The first supplementary garment 10 is worn on the fourth inner-layer garment 4 and under the outer garment 5. The first supplementary garment 10 provides protection from wind, heat retention, and moisture-permeable, and has hydrophobic properties. Thereby, the first supplementary garment reinforces the heat retention performance without compromising the advantages of the five-layer construction (such as condensation prevention performance). The first supplementary garment 10 has, for example, a construction with a batting of down, synthetic fiber, or natural fiber, a construction with air pockets (or an air layer) that can stay three dimensional under the pressure of layered clothing, or a thick fabric material such as pile fabric or raised fabric. The first supplementary garment 10 should preferably have a light overall weight, so as to prevent a substantial reduction in wearer's mobility.

Embodiment 2

7-Layer Construction

FIG. 2 shows a seven-layer construction. It is different from Embodiment 1 (FIG. 1) in that a second supplementary garment 20 is further layered.

The second supplementary garment 20 is worn on the outer garment 5. The second supplementary garment 20 provides protection from cold and wind, moisture-permeable waterproof, and resistance to rain. It thus makes a double outer layer, which reinforces the barrier (waterproof) function, as well as reinforces the heat retention performance without compromising the condensation prevention performance. The second supplementary garment 20 may have a construction with batting, or a construction having an air layer such as pile fabric or raised fabric similar to the first supplementary garment, so as to further enhance the heat retention performance in an unanticipated, extremely low temperature condition. Alternatively, the second supplementary garment 20 may have a three-layer structure of, for example, nylon (or polyester), a fluoride or polyurethane film, and nylon (or polyester). The second supplementary garment 20 may have both of the three-layer structure and the construction with batting and/or construction with an air layer. Normally, the second supplementary garment 20 should preferably be light and stretchy so as to prevent a substantial reduction in wearer's mobility even when worn as one of seven layers.

Embodiment 3

6-Layer Construction

FIG. 3 shows a six-layer construction of Embodiment 3. It is different from Embodiment 1 (FIG. 1) in that the second supplementary garment 20 is layered instead of the first supplementary garment 10.

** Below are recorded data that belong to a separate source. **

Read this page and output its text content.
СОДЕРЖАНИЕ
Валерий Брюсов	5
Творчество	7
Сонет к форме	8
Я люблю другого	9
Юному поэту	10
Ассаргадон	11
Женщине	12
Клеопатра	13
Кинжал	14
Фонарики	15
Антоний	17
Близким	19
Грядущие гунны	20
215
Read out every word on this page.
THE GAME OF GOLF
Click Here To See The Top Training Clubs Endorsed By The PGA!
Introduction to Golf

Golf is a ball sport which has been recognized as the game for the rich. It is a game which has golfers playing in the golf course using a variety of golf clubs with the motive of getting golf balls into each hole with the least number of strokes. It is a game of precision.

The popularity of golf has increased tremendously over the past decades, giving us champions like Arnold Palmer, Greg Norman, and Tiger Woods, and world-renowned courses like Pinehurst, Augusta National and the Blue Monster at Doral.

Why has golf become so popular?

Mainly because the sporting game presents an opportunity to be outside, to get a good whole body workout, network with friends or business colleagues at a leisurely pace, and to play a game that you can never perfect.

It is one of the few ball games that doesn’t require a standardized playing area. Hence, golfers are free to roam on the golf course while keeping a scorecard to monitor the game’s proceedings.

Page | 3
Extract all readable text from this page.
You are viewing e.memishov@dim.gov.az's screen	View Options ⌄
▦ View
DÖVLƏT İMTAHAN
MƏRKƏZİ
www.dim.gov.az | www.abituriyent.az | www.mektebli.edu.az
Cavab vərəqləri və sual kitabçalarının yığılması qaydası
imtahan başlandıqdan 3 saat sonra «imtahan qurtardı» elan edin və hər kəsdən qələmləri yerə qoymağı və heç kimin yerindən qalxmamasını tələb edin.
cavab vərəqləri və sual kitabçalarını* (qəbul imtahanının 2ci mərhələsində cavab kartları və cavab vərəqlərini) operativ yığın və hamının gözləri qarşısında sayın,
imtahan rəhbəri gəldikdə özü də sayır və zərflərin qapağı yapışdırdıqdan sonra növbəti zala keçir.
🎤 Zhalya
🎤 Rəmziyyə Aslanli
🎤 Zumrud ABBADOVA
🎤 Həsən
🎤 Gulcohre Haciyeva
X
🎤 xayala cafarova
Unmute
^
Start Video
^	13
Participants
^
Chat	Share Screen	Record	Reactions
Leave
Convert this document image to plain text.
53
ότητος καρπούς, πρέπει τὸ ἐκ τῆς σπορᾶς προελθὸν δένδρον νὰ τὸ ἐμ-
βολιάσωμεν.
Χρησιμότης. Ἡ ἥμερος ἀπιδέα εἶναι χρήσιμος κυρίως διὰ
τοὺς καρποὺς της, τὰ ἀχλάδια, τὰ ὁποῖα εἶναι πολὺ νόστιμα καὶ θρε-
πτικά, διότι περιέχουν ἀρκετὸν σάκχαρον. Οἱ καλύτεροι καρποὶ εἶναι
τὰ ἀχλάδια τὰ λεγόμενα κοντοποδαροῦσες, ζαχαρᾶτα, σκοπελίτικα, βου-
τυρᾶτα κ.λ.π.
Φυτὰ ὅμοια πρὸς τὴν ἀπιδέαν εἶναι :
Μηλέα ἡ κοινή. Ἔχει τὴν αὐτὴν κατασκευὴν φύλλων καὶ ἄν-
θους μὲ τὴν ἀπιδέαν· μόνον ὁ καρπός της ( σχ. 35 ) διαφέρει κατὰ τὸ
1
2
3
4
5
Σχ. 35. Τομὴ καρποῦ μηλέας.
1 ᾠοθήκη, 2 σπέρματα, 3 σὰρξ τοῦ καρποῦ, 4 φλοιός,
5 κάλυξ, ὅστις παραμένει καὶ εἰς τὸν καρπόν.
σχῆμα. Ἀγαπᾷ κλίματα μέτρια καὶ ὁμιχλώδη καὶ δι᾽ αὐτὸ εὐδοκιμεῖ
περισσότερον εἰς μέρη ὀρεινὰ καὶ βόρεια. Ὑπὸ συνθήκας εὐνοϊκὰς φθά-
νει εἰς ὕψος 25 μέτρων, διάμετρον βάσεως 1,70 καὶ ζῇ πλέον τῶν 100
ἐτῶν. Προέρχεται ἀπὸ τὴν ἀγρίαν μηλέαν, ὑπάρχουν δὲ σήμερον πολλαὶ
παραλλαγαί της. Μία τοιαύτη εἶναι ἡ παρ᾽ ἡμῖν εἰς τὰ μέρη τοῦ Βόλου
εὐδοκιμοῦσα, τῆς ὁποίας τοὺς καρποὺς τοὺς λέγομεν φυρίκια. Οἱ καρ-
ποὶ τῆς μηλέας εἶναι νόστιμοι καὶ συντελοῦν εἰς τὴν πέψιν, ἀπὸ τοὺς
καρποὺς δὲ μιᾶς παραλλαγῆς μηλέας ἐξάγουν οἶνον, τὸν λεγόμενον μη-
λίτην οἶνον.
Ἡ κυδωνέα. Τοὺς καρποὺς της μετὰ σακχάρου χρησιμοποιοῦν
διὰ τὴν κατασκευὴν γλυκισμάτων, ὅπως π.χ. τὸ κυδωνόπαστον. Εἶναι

The second supplementary garment 20 is worn on the outer garment 5. The second supplementary garment 20 provides protection from cold and wind, moisture-permeable waterproof, and resistance to rain. It thus makes a double outer layer, which reinforces the barrier (waterproof) function, as well as improves the condensation prevention performance.

Other Embodiments

The respective garments described above are not limited to clothing for upper body and may be clothing for lower body. Examples of outer garments for lower body include thermal, windproof, and waterproof trousers, and examples of inner-layer garments for lower body include tights, leggings, half pants and the like.

The thread materials or sewing techniques of the respective layers forming the garments are not limited to particular types. Various processing (for providing water repellency, UV protection, etc.) may be performed as required.

To enable quick and effective adjustment of the body temperature, the third inner-layer garment 3, fourth inner-layer garment 4, outer garment 5, first supplementary garment 10, and second supplementary garment 20 may each have an opening that can be opened and closed to provide a ventilation function. The openings may be provided at positions in the respective garments corresponding in the thickness direction (cross-sectional direction) of the layers so that the openings in the lower layers and upper layers coincide with each other (are substantially at the same position) when the garments are worn. The respective openings may be provided in an underarm portion, for example.